Selanjutnya adalah karakteristik insan kamil dalam
islam menurut Dr. Seyyed Mohsen Miri dalam bukunya yang berjudul Sang Manusia
Sempurna:
Pertama,
Manusia Sempurna merupakan makhluk mistik, memiliki kekuasaan untuk membuat
sesuatu di dunia eksternal, hanya dengan memikirkan apa yang diinginkan maka
akan terwujud dengan mengatakan kun (jadilah) maka terjadilah. Yang
dimaksudkan adalah manusia yang mencapai pada posisi stasiun ada “maqam kun”
dengan kata lain bahwa apa yang dia inginkan akan terwujud hanya dengan
mengatak kata kun (jadilah)dan fayakun (maka terjadilah).
Manusia
Sempurna adalah manusia yang memiliki kebersihan batin, pencerahan jiwa melaui
cahaya ketaatan , persahabatan, dan cinta Ilahi; mencapai kefanaan dengan
Hakikat; dan menerima keabadian melalui
keabadian-Nya—juga telah mencapai suatu posisi sebagaimana pikiran menimbulkan
konsep objektif dan Tuhan dalam menciptakan eksistensi eksetrnal untuk
mengaktualisasikan sesuatu pada eksternal hanya melalui kehendak-Nya.[5]
Manusia
Sempurna ialah yang telah melakukan perintah-Nya hingga mencapai seluruh level
eksistensi, ia akan memperoleh keistimewaan dari Sang Pencipta. Seluruh
ibadahnya akan dianggap berada di seluruh alam, bahkan di letakan di kerajaan
hati-batinnya para malaikat, dan akan mendapatkan pelayaan dari seluruh
eksistensi yang ada.
Kedua,
ketika Tuhan mentransformasikan aspek batin dan jiwa Manusia Sempurna melalui
manifestasi-Nya, maka ia akan dibangkitkan kembali di dunia ini sebelum
memasuki dunia akhirat.[6]
Setelah itu ia akan dibangkitkan dari kuburan yang fisiknya bermateri dan
secara sukarela akan meninggalkan duniawinya untuk hidup di dunia yang telah
disiapkan Tuhan untuknya dan meninggalkan jasadnya di dunia ini. Atas ijin
Tuhan, di dunia barunya Manusia Sempurna diberikan kemampuan untuk dapat
melihat sesuatu yang tersingkap, sesuatu yang tidak dapat dilihat oleh manusia
biasa yang bermateri, berjasad, dan yang memiliki hasrat keinginan. Ia juga
dapat mencari seperti apa akhirat tanpa harus mati terlebih dahulu seperti
manusia biasa.
Ketiga,
Manusia Sempurna yang telah mengetahui hakikat kebenaran akan manifestasi
Tuhan, dengan pertimbangan dan keyakinan yang kuat ia akan menolak adanya kesempurnaan
lain selain Allah swt.

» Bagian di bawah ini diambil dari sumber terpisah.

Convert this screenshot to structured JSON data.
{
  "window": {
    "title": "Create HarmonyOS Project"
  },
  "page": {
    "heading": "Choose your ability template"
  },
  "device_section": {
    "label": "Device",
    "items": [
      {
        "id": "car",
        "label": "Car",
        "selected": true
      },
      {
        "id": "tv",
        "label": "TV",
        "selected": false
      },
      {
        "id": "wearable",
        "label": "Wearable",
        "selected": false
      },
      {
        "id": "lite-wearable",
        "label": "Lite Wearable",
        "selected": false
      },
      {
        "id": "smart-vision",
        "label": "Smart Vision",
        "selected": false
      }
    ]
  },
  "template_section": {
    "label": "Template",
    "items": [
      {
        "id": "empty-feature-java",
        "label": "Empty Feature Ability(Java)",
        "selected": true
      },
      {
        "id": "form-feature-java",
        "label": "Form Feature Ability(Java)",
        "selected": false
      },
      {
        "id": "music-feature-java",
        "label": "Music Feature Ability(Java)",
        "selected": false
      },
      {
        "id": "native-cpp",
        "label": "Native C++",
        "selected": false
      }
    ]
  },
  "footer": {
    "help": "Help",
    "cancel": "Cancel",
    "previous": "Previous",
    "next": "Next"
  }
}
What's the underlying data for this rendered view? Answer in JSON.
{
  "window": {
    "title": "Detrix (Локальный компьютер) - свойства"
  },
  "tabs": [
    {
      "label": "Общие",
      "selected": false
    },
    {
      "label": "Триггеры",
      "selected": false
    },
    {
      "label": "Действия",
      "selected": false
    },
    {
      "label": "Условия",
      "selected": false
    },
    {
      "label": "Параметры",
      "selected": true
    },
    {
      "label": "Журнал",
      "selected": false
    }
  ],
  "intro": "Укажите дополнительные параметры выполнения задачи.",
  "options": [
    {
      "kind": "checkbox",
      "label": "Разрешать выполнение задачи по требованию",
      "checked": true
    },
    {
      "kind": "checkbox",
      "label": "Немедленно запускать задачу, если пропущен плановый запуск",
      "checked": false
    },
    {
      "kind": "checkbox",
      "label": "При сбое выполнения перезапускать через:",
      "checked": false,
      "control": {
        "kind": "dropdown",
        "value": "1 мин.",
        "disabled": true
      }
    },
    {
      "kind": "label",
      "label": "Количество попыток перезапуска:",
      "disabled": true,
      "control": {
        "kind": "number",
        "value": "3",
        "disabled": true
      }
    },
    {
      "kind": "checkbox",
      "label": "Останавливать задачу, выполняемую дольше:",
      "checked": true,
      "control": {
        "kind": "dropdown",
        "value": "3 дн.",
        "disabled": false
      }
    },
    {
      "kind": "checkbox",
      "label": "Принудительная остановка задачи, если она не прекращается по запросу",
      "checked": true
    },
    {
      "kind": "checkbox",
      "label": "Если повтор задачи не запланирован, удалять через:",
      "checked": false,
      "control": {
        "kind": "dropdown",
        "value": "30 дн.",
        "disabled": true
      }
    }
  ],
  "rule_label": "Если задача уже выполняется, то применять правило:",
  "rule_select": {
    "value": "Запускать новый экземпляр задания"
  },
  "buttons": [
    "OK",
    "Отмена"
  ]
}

Oleh sebab itu, ia akan dengan mudah pulang menuju
esensi-Nya tanpa adanya halang rintang yang menghadang. Berbeda dengan manusia biasa. Manusia biasa hanya akan menuju
Tuhan melalui sifat-sifat dan nama-nama
Tuhan yang tertentu saja, sedangkan sifat-sifat dan nama-nama yang lain
terhijab, tertutup dan tidak dapat dilihat oleh mereka manusia biasa.
Keempat,
Manusia Sempurna yang telah mencapai pada Hakikat dan fana pada-Nya akan
mendapatkan kehidupan dari eksistensi-Nya yang kekal, bukan hanya sekedar objek
yang dapat berubah. Ia yang telah mencapai pada dunia Tuhannya akan merasakan
sensasi yang berbeda dan luar biasa hebatnya, sehingga membuatnya ingin selalu
bersama-Nya dan tidak mengingkan yang lain selain-Nya. Apa yang telah ia
rasakan adalah perasaan yang khusus Tuhan berikan padanya.
Kelima,
Tuhan telah memberikan keyakinan yang sebenarnya kepada Manusia Sempurna dan
telah mencabut segala bentuk kemusyrikan, sehingga yang ia yakini hanyalah
kekuasaan Tuhan semata.
Keenam,
seorang manusia yang telah mencapai kedudukan Manusia Sempurna akan memiliki
nur Ilahi dan manifestasi dari esensi, sifat-sifat, dan nama-nama Tuhan
tersebut dalam semua level, ketika ia mencapai pada level tertinggi maka semua
yang ada pada dirinya menjadi sempurna. Ia pun mendapatkan kepercayaan dan
mengemban tugas dari Tuhan. Manusia Sempurna selalu amanah dalam menjalankan
perintah Tuhannya, dan ia akan mengenakan pakaian kepercayaan itu selamanya
sampai akhirnya ia dimuliakan dengan pakaian kepercayaan yang baru.
Ketujuh,
seorangan manusia sempurna telah memutuskan hubungan duniawinya, ia telah
menghilangkan cintanya terhadap dunia materi ini. Jiwa dan hatinya hanya akan
dipenuhi oleh rahmat Tuhan dan cintanya
kepada Tuhan melebihi yang dimiliki eksistensi yang lain. Karena cinta kepada
Tuhan adalah level cinta tertinggi, dan Manusia Sempurna dapat mencapai level
tertinggi tersebut.
Setelah
penjabaran dua pendapat dari dua ilmuwan Ilsam di atas dapat ditarik kesimpulan
bahwa ciri-ciri atau karateristik insan kamil dalam Islam adalah ia memiliki
keimanan yang utuh dan menyeluruh kepada Allah swt, seluruh amal yang ia
perbuat semata-mata hanya untuk Allah swt dan tidak lalai dalam kewajiban
dunia, berakhlak mulia, amanah, dan mencerminkan sifat-sifat Allah secara
menyeluruh.
2.3 Titik Temu Islam dan Budaya Mengenai Manusia
Sempurna (Insan Kamil)
Manusia sempurna dalam budaya yaitu manusia yang
memenuhi kriteria manusia sempurna menurut paham dan pandangan suatu budaya.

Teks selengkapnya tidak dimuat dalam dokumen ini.